A recording of one of the world’s oldest computers playing music has been recreated with a Christmas twist.
The Ferranti Mark I, housed at Alan Turing’s Computing Machine Laboratory in Manchester, took part in a Christmas performance in 1951, when it played music created from the sounds it used to emit.
Though no record was available on the songs played, Turing archive director Jack Copeland and composer Jason Long have recreated that performance with renditions of Jingle Bells and Good King Wenceslas.
The two reconstructions have been posted online and detailed in a blog post by the British Library.
The pair used notes from old recordings found of other songs the computer played to then reconstruct the Christmas songs.
They did have to be inventive however, as some of the notes required were absent from the selection of recordings they had, so the notes had to be manufactured – done so by calculating the frequency at which the Ferranti could generate the sound.
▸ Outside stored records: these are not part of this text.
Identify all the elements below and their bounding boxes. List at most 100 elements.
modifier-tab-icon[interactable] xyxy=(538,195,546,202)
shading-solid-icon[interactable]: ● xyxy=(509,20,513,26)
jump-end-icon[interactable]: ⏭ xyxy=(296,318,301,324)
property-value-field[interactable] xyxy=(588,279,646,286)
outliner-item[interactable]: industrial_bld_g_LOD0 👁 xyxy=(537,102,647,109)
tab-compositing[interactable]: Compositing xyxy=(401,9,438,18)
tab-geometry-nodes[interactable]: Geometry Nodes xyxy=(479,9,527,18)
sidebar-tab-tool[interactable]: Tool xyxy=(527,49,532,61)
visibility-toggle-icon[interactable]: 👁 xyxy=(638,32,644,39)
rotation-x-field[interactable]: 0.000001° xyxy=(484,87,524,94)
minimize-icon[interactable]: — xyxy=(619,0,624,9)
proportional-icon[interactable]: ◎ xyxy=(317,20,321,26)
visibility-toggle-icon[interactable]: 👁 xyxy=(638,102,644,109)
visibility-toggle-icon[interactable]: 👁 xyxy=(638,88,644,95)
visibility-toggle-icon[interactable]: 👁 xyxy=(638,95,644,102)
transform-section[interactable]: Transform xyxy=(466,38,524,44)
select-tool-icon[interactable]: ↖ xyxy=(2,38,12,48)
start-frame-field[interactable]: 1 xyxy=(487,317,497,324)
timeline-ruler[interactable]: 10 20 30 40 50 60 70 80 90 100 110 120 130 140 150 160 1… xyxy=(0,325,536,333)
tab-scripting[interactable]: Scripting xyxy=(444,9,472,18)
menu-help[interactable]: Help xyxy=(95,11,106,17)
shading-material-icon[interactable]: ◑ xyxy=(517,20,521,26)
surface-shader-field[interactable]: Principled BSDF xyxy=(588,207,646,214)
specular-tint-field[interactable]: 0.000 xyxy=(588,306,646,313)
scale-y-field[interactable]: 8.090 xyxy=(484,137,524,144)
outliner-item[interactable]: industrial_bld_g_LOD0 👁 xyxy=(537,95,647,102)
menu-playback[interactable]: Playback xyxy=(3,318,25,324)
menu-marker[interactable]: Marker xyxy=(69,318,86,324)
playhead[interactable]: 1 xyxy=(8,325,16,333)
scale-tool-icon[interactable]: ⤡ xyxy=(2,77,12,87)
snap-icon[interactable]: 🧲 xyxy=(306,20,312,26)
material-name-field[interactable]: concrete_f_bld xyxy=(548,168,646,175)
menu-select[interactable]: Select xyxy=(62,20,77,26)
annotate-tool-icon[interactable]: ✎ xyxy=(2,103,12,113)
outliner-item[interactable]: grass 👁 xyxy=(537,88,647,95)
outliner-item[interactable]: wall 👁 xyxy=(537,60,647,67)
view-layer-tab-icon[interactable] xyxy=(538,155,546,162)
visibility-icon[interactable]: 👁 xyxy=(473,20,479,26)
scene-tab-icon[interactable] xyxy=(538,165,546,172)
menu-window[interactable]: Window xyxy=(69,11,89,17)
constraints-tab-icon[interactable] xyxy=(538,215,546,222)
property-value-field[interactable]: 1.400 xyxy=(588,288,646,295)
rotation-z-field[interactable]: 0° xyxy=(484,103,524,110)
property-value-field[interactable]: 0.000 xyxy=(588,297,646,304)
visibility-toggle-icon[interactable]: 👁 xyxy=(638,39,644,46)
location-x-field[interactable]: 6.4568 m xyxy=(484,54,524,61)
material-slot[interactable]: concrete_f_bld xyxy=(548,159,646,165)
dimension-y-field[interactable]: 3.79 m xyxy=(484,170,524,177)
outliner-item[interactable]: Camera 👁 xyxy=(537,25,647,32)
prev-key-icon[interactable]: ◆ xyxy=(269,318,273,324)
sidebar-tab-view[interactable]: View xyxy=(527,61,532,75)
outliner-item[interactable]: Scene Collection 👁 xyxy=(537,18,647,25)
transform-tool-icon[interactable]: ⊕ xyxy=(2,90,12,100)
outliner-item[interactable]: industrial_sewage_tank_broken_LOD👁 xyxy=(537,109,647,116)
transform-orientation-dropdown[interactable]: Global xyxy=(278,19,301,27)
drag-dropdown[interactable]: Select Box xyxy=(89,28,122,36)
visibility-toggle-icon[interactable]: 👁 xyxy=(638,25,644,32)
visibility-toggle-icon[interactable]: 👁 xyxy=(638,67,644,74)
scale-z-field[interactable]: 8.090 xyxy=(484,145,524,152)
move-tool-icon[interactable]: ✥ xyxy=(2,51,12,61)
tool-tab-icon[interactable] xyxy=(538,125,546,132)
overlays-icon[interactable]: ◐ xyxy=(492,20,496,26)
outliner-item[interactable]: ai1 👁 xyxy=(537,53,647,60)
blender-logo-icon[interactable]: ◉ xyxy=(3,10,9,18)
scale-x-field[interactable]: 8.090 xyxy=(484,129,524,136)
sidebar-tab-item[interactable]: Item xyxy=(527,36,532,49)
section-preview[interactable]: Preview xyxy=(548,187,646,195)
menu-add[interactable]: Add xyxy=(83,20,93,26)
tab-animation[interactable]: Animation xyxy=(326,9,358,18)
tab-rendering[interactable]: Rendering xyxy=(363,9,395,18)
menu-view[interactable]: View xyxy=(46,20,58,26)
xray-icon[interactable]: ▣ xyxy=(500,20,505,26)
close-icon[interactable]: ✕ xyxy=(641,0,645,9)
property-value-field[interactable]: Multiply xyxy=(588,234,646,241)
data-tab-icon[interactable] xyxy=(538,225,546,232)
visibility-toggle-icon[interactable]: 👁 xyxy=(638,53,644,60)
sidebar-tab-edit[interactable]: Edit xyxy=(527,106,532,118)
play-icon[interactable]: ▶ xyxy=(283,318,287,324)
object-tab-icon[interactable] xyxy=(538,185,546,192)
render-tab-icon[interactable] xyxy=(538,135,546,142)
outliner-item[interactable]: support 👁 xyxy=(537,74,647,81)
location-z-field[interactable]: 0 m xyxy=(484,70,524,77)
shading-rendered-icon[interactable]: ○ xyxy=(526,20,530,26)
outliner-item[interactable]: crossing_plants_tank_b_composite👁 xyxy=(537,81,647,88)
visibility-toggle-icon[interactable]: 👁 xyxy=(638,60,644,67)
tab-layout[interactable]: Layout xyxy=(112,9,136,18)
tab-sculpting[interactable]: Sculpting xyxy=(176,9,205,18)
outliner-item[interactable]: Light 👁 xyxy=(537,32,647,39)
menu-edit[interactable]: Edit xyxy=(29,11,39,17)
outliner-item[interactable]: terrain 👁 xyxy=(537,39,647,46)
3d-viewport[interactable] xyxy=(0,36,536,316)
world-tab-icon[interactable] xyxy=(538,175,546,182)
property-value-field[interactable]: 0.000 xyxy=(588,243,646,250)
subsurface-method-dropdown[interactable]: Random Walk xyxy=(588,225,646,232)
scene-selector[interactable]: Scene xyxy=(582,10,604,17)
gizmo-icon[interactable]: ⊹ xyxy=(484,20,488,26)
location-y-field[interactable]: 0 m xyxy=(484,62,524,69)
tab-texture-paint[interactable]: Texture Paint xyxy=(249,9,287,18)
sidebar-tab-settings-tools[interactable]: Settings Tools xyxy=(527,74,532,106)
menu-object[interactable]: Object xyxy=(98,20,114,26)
These new notes were pieced together with those they already had access to in order to build the final versions, which have been posted to Soundcloud.
“Slowly, the computer’s gutsy renditions of the carols reappeared,” Copeland and Long wrote in their blog post.
“Play them and enjoy! But beware of occasional dud notes. Because the computer chugged along at a sedate 4 kilohertz or so, hitting the right frequency was not always possible.
“It’s a charming feature of this early music — even if it does in places make your ears cringe.”